Layoffs Reportedly Hit Amazon's Robotics Team As Big Tech Continues To Struggle

Correction 11/15/2022: An earlier version of this story said that Amazon had laid off its entire robotics division. An Amazon representative reached out to say this isn't the case, stating, "We're always reviewing our projects to make sure we're doing the right thing for our customers and our team, and we made the decision to consolidate a few early stage research and development projects in robotics so we can focus on the pieces that will have the greatest customer impact." SlashGear has asked Amazon to clarify the scope of these layoffs.

Following a five-day period when Twitter laid off around half of its workforce and Meta terminated around 11,000 employees, Amazon is apparently the latest tech company eyeing up a restructure. The online shopping behemoth is apparently trimming less profitable departments after losing billions every year on projects like Alexa. 

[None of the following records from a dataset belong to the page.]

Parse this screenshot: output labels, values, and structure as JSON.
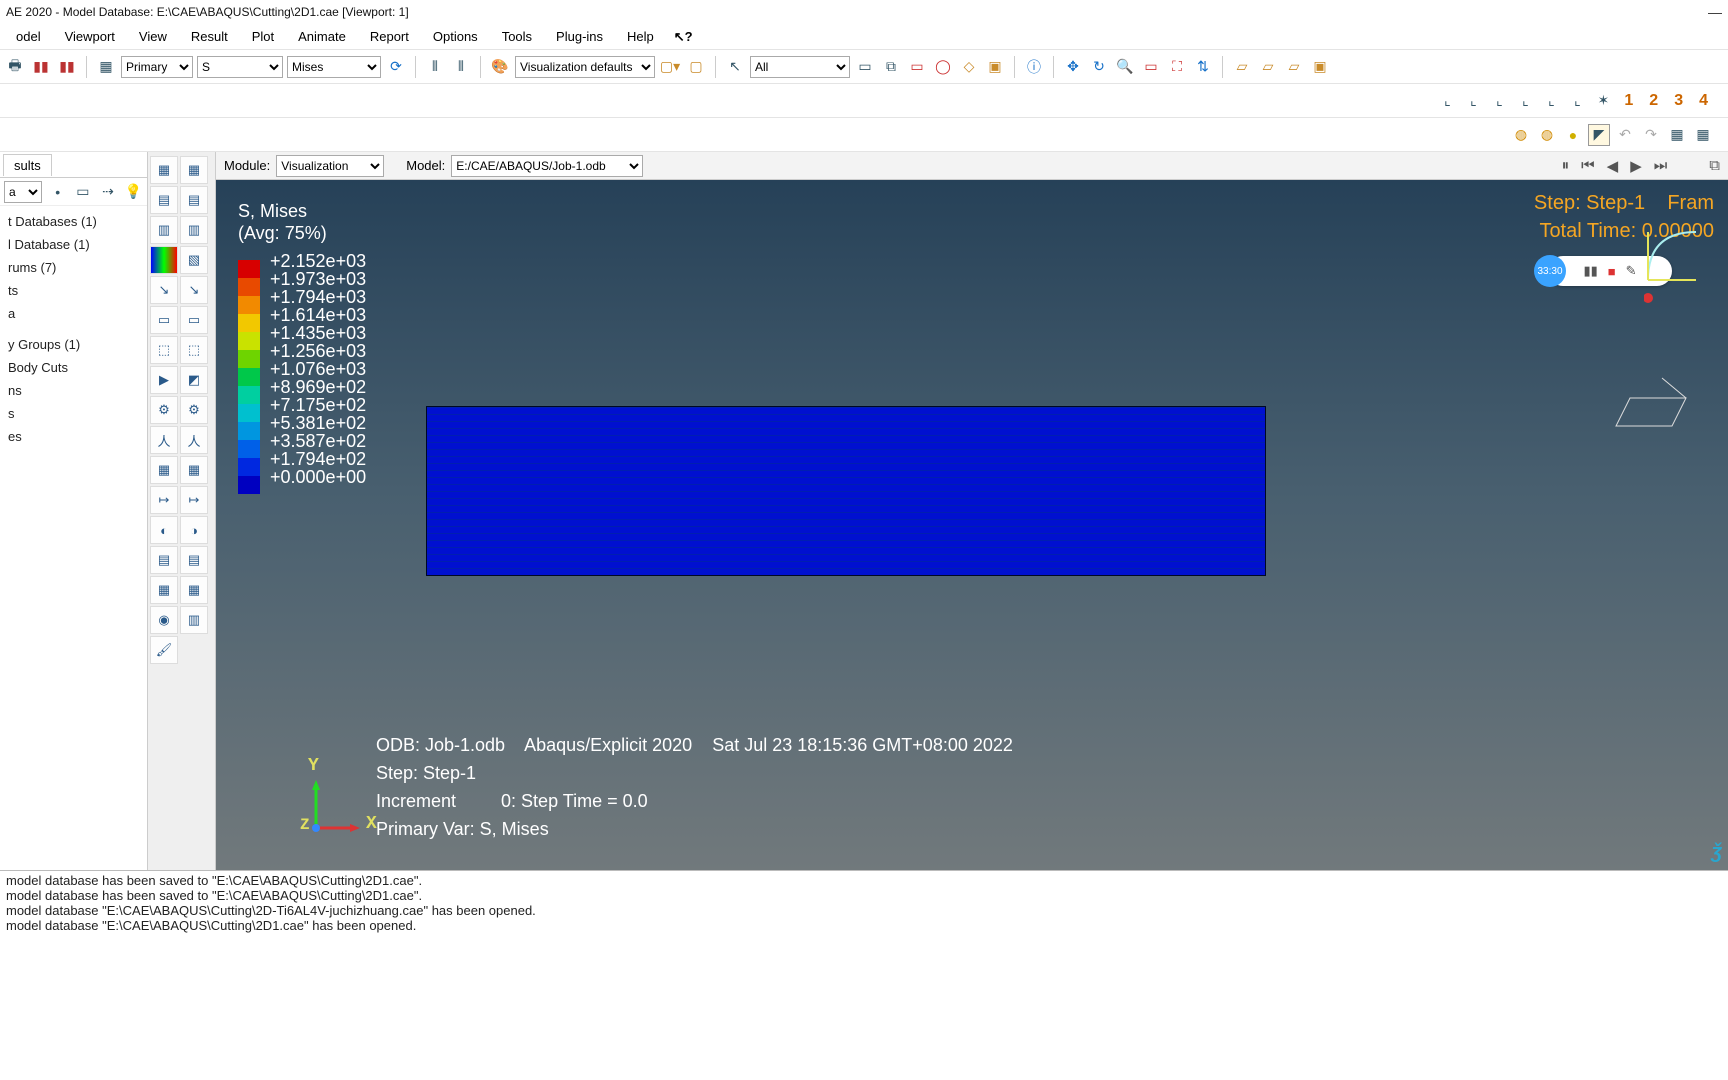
{
  "title": "AE 2020 - Model Database: E:\\CAE\\ABAQUS\\Cutting\\2D1.cae [Viewport: 1]",
  "menu": [
    "odel",
    "Viewport",
    "View",
    "Result",
    "Plot",
    "Animate",
    "Report",
    "Options",
    "Tools",
    "Plug-ins",
    "Help"
  ],
  "toolbar": {
    "primary": "Primary",
    "s": "S",
    "mises": "Mises",
    "visdef": "Visualization defaults",
    "all": "All",
    "nums": [
      "1",
      "2",
      "3",
      "4"
    ]
  },
  "module_label": "Module:",
  "module_value": "Visualization",
  "model_label": "Model:",
  "model_value": "E:/CAE/ABAQUS/Job-1.odb",
  "left_tab": "sults",
  "left_sel": "a",
  "tree": [
    "t Databases (1)",
    "l Database (1)",
    "rums (7)",
    "ts",
    "a",
    "",
    "y Groups (1)",
    "Body Cuts",
    "ns",
    "s",
    "es"
  ],
  "legend_title": "S, Mises",
  "legend_sub": "(Avg: 75%)",
  "legend_items": [
    {
      "c": "#d70000",
      "v": "+2.152e+03"
    },
    {
      "c": "#e84a00",
      "v": "+1.973e+03"
    },
    {
      "c": "#f28a00",
      "v": "+1.794e+03"
    },
    {
      "c": "#f2c800",
      "v": "+1.614e+03"
    },
    {
      "c": "#c9e200",
      "v": "+1.435e+03"
    },
    {
      "c": "#6ed400",
      "v": "+1.256e+03"
    },
    {
      "c": "#00c84a",
      "v": "+1.076e+03"
    },
    {
      "c": "#00cfa0",
      "v": "+8.969e+02"
    },
    {
      "c": "#00c0cf",
      "v": "+7.175e+02"
    },
    {
      "c": "#0096e0",
      "v": "+5.381e+02"
    },
    {
      "c": "#0060e8",
      "v": "+3.587e+02"
    },
    {
      "c": "#0028e0",
      "v": "+1.794e+02"
    },
    {
      "c": "#0000c0",
      "v": "+0.000e+00"
    }
  ],
  "step_banner_l1": "Step: Step-1    Fram",
  "step_banner_l2": "Total Time: 0.00000",
  "recorder_time": "33:30",
  "footer_l1": "ODB: Job-1.odb    Abaqus/Explicit 2020    Sat Jul 23 18:15:36 GMT+08:00 2022",
  "footer_l2": "Step: Step-1",
  "footer_l3": "Increment         0: Step Time = 0.0",
  "footer_l4": "Primary Var: S, Mises",
  "axis_y": "Y",
  "axis_x": "X",
  "axis_z": "Z",
  "console": [
    "model database has been saved to \"E:\\CAE\\ABAQUS\\Cutting\\2D1.cae\".",
    "model database has been saved to \"E:\\CAE\\ABAQUS\\Cutting\\2D1.cae\".",
    "model database \"E:\\CAE\\ABAQUS\\Cutting\\2D-Ti6AL4V-juchizhuang.cae\" has been opened.",
    "model database \"E:\\CAE\\ABAQUS\\Cutting\\2D1.cae\" has been opened."
  ]
}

Twitter's huge layoffs came shortly after Musk officially acquired the company. Pre-takeover rumors suggested Musk could lay off up to three-quarters of Twitter's 7,500 staff, but in the end, only around half were shown the door. According to several reports, the company would have had to shed staff even if Musk didn't purchase it. However, reports also emerged that Twitter may have miscalculated exactly which employees should be let go. The mass-firing included key staff responsible for working on complex areas of the site, such as coding the programs it uses for security. Other layoffs include some of the staff the company needs to keep if it is to hit Musk's ambitious deadlines on new projects. As a result, Twitter has reportedly been trying to lure certain staff members back to their roles.

Meta, which was formerly known as Facebook, followed up a few days later by laying off more staff than Twitter had ever employed. Around 11,000 people were laid off in total, which represents roughly 13% of Meta's employee base. Zuckerberg took personal responsibility for the layoffs, saying that many had predicted the surge in revenue tech companies saw early on in the 2020 coronavirus pandemic would continue. Zuckerberg believed this too and "overinvested" in the company, hiring more staff than it could maintain. Now Amazon is the latest company to acknowledge its heavy losses and attempt to restructure.

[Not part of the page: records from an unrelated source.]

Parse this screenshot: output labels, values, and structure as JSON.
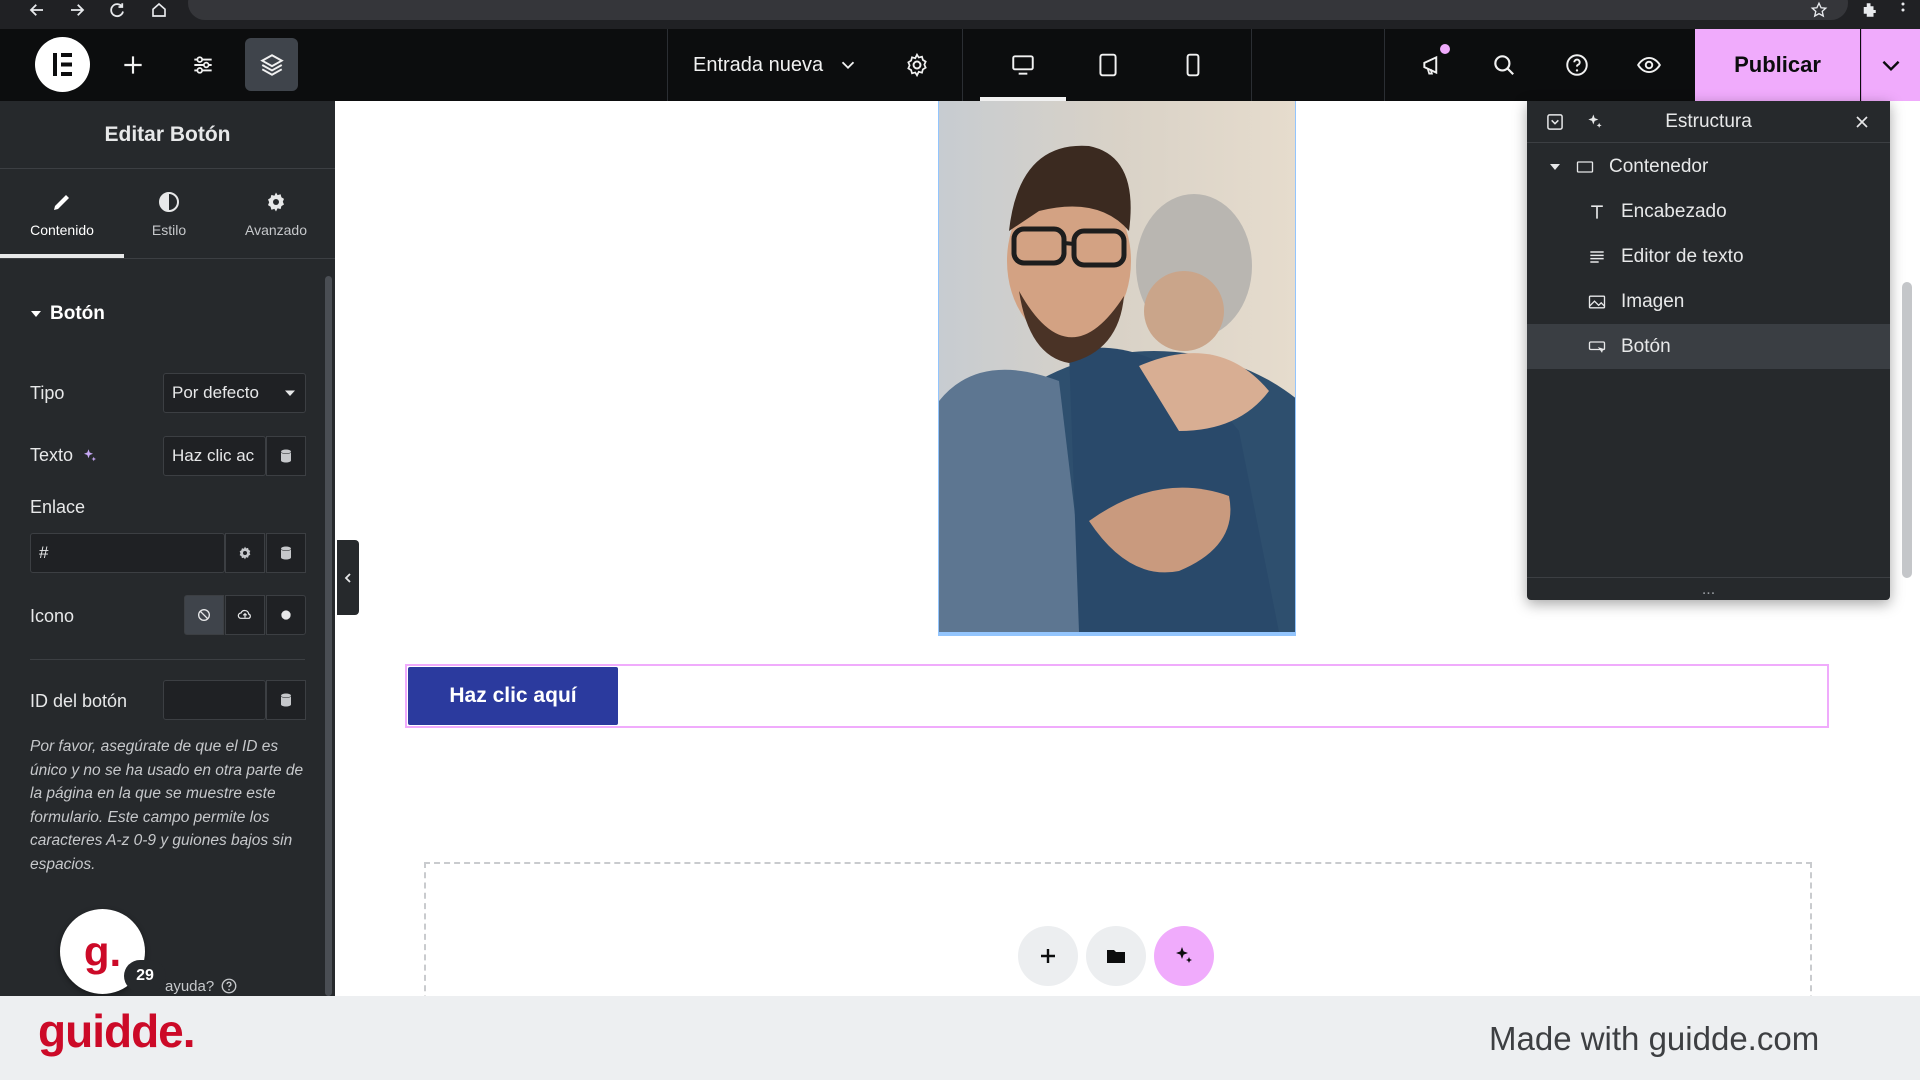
{
  "toolbar": {
    "document_title": "Entrada nueva",
    "publish_label": "Publicar",
    "colors": {
      "background": "#0c0d0e",
      "publish": "#f0abfc"
    },
    "icons": [
      "plus-icon",
      "sliders-icon",
      "layers-icon",
      "gear-icon",
      "desktop-icon",
      "tablet-icon",
      "mobile-icon",
      "megaphone-icon",
      "search-icon",
      "help-icon",
      "eye-icon",
      "chevron-down-icon"
    ]
  },
  "panel": {
    "title": "Editar Botón",
    "tabs": [
      {
        "label": "Contenido",
        "icon": "pencil-icon",
        "active": true
      },
      {
        "label": "Estilo",
        "icon": "contrast-icon",
        "active": false
      },
      {
        "label": "Avanzado",
        "icon": "gear-icon",
        "active": false
      }
    ],
    "section_title": "Botón",
    "tipo_label": "Tipo",
    "tipo_value": "Por defecto",
    "texto_label": "Texto",
    "texto_value": "Haz clic ac",
    "enlace_label": "Enlace",
    "enlace_value": "#",
    "icono_label": "Icono",
    "id_label": "ID del botón",
    "id_value": "",
    "help_text": "Por favor, asegúrate de que el ID es único y no se ha usado en otra parte de la página en la que se muestre este formulario. Este campo permite los caracteres A-z  0-9 y guiones bajos sin espacios.",
    "help_link": "ayuda?",
    "avatar_letter": "g.",
    "badge_count": "29"
  },
  "canvas": {
    "button_label": "Haz clic aquí",
    "button_color": "#2b3a9e",
    "selection_color": "#f0abfc"
  },
  "structure": {
    "title": "Estructura",
    "items": [
      {
        "label": "Contenedor",
        "icon": "container-icon"
      },
      {
        "label": "Encabezado",
        "icon": "heading-icon"
      },
      {
        "label": "Editor de texto",
        "icon": "text-editor-icon"
      },
      {
        "label": "Imagen",
        "icon": "image-icon"
      },
      {
        "label": "Botón",
        "icon": "button-icon",
        "selected": true
      }
    ],
    "more": "..."
  },
  "footer": {
    "brand": "guidde.",
    "made_with": "Made with guidde.com"
  }
}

Amazon's Robotics Team is no more

Earlier today Amazon unveiled its latest delivery drone upgrades, showing how technology could make the company more effective and efficient in the future. At the same time, the company is telling employees in its less profitable departments to begin looking elsewhere for work as major staffing cuts could be coming. Those layoffs may have already started. According to a Linkedin post by former Amazon Robotics AI Software Engineer Jamie Zhang, some portion of Amazon's robotics team is now gone, though it's unclear how many employees have been laid off. Zhang, who had been with the company for 18 months, described his own job loss as surprising. 

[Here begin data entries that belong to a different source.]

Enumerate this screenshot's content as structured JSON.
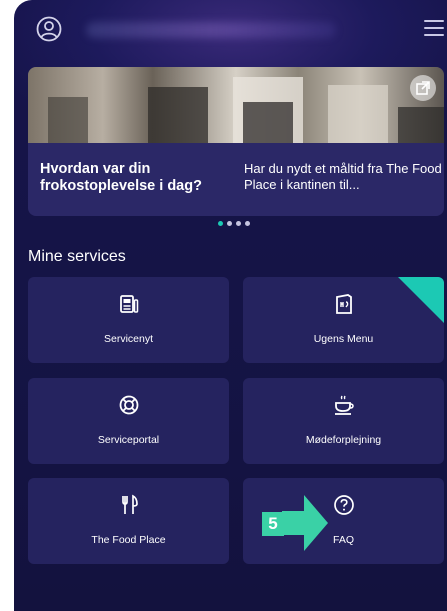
{
  "header": {
    "avatar_icon": "user-circle-icon",
    "menu_icon": "hamburger-menu-icon"
  },
  "banner": {
    "slides": [
      {
        "title": "Hvordan var din frokostoplevelse i dag?"
      },
      {
        "title": "Har du nydt et måltid fra The Food Place i kantinen til..."
      }
    ],
    "open_icon": "external-link-icon",
    "active_dot": 0,
    "dot_count": 4
  },
  "services": {
    "title": "Mine services",
    "tiles": [
      {
        "label": "Servicenyt",
        "icon": "news-icon"
      },
      {
        "label": "Ugens Menu",
        "icon": "menu-card-icon",
        "highlighted": true
      },
      {
        "label": "Serviceportal",
        "icon": "lifebuoy-icon"
      },
      {
        "label": "Mødeforplejning",
        "icon": "coffee-cup-icon"
      },
      {
        "label": "The Food Place",
        "icon": "fork-knife-icon"
      },
      {
        "label": "FAQ",
        "icon": "question-circle-icon"
      }
    ]
  },
  "annotation": {
    "step": "5",
    "color": "#3ad1a6"
  },
  "colors": {
    "background": "#16144a",
    "tile": "#25235f",
    "accent": "#1cc9b4"
  }
}
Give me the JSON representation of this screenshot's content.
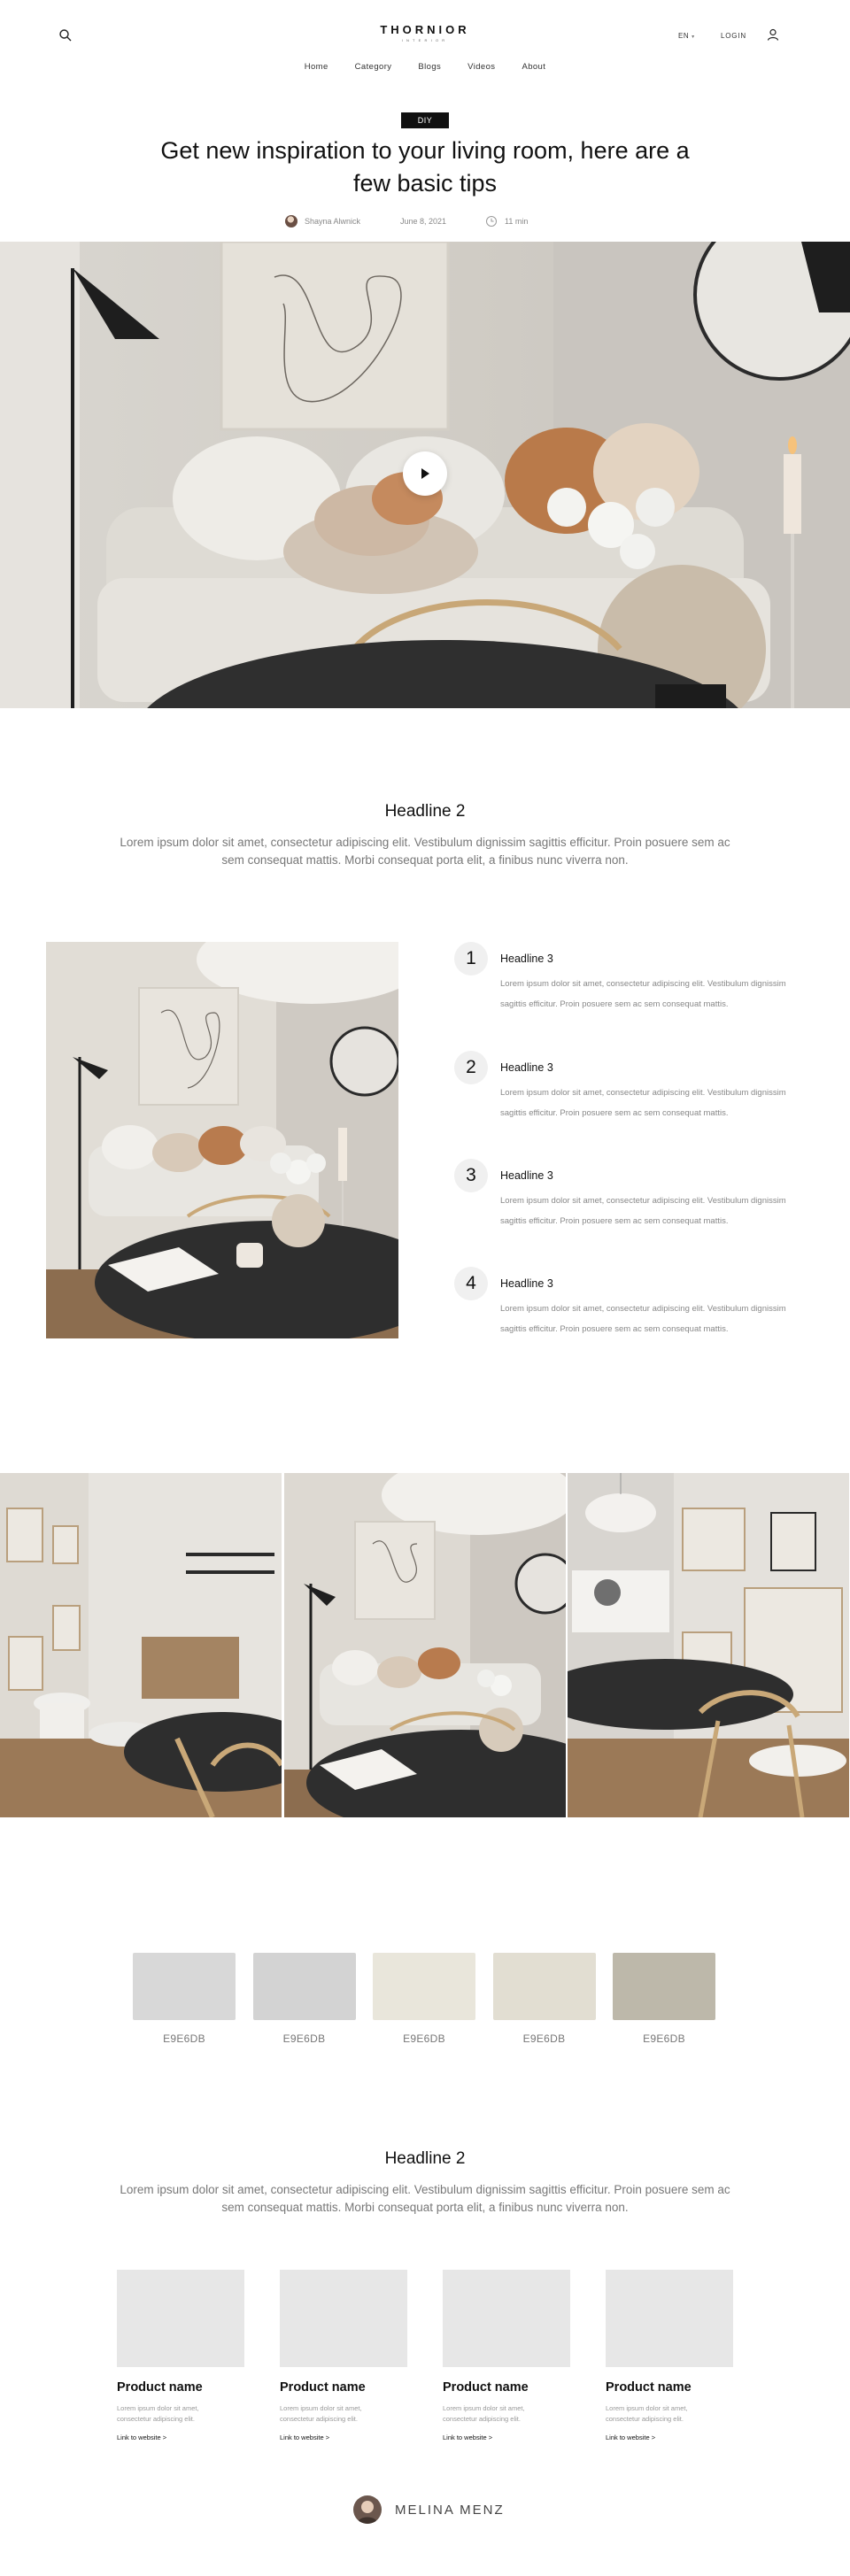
{
  "header": {
    "brand": "THORNIOR",
    "brand_sub": "INTERIOR",
    "language": "EN",
    "login": "LOGIN",
    "nav": [
      "Home",
      "Category",
      "Blogs",
      "Videos",
      "About"
    ]
  },
  "article": {
    "category": "DIY",
    "title": "Get new inspiration to your living room, here are a few basic tips",
    "author": "Shayna Alwnick",
    "date": "June 8, 2021",
    "read_time": "11 min"
  },
  "section1": {
    "headline": "Headline 2",
    "lead": "Lorem ipsum dolor sit amet, consectetur adipiscing elit. Vestibulum dignissim sagittis efficitur. Proin posuere sem ac sem consequat mattis. Morbi consequat porta elit, a finibus nunc viverra non."
  },
  "steps": [
    {
      "number": "1",
      "headline": "Headline 3",
      "text": "Lorem ipsum dolor sit amet, consectetur adipiscing elit. Vestibulum dignissim sagittis efficitur. Proin posuere sem ac sem consequat mattis."
    },
    {
      "number": "2",
      "headline": "Headline 3",
      "text": "Lorem ipsum dolor sit amet, consectetur adipiscing elit. Vestibulum dignissim sagittis efficitur. Proin posuere sem ac sem consequat mattis."
    },
    {
      "number": "3",
      "headline": "Headline 3",
      "text": "Lorem ipsum dolor sit amet, consectetur adipiscing elit. Vestibulum dignissim sagittis efficitur. Proin posuere sem ac sem consequat mattis."
    },
    {
      "number": "4",
      "headline": "Headline 3",
      "text": "Lorem ipsum dolor sit amet, consectetur adipiscing elit. Vestibulum dignissim sagittis efficitur. Proin posuere sem ac sem consequat mattis."
    }
  ],
  "swatches": [
    {
      "label": "E9E6DB",
      "color": "#d8d8d8"
    },
    {
      "label": "E9E6DB",
      "color": "#d3d3d3"
    },
    {
      "label": "E9E6DB",
      "color": "#e9e6db"
    },
    {
      "label": "E9E6DB",
      "color": "#e2ded2"
    },
    {
      "label": "E9E6DB",
      "color": "#bdb8aa"
    }
  ],
  "section2": {
    "headline": "Headline 2",
    "lead": "Lorem ipsum dolor sit amet, consectetur adipiscing elit. Vestibulum dignissim sagittis efficitur. Proin posuere sem ac sem consequat mattis. Morbi consequat porta elit, a finibus nunc viverra non."
  },
  "products": [
    {
      "name": "Product name",
      "desc": "Lorem ipsum dolor sit amet, consectetur adipiscing elit.",
      "link": "Link to website >"
    },
    {
      "name": "Product name",
      "desc": "Lorem ipsum dolor sit amet, consectetur adipiscing elit.",
      "link": "Link to website >"
    },
    {
      "name": "Product name",
      "desc": "Lorem ipsum dolor sit amet, consectetur adipiscing elit.",
      "link": "Link to website >"
    },
    {
      "name": "Product name",
      "desc": "Lorem ipsum dolor sit amet, consectetur adipiscing elit.",
      "link": "Link to website >"
    }
  ],
  "footer": {
    "author": "MELINA MENZ"
  },
  "icons": {
    "search": "search-icon",
    "user": "user-icon",
    "clock": "clock-icon",
    "play": "play-icon",
    "caret": "chevron-down-icon"
  }
}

Other less profitable departments that could be facing the ax include the ones responsible for Alexa, Amazon's home assistant. Alexa is part of Amazon's devices department, which The Wall Street Journal claims has operating losses of over $5 billion per year. The company is allegedly debating adding new capabilities to Alexa after accepting the majority of customers only use the smart assistant's more basic functions. Overall company losses amounted to around $3 billion so far this year, and the retail giant's stock price has also taken a significant hit. Exactly how many of its 10,000 employees will be on the way out is currently unknown, but it's looking like Amazon is the latest big tech company that will be forced to restructure massively.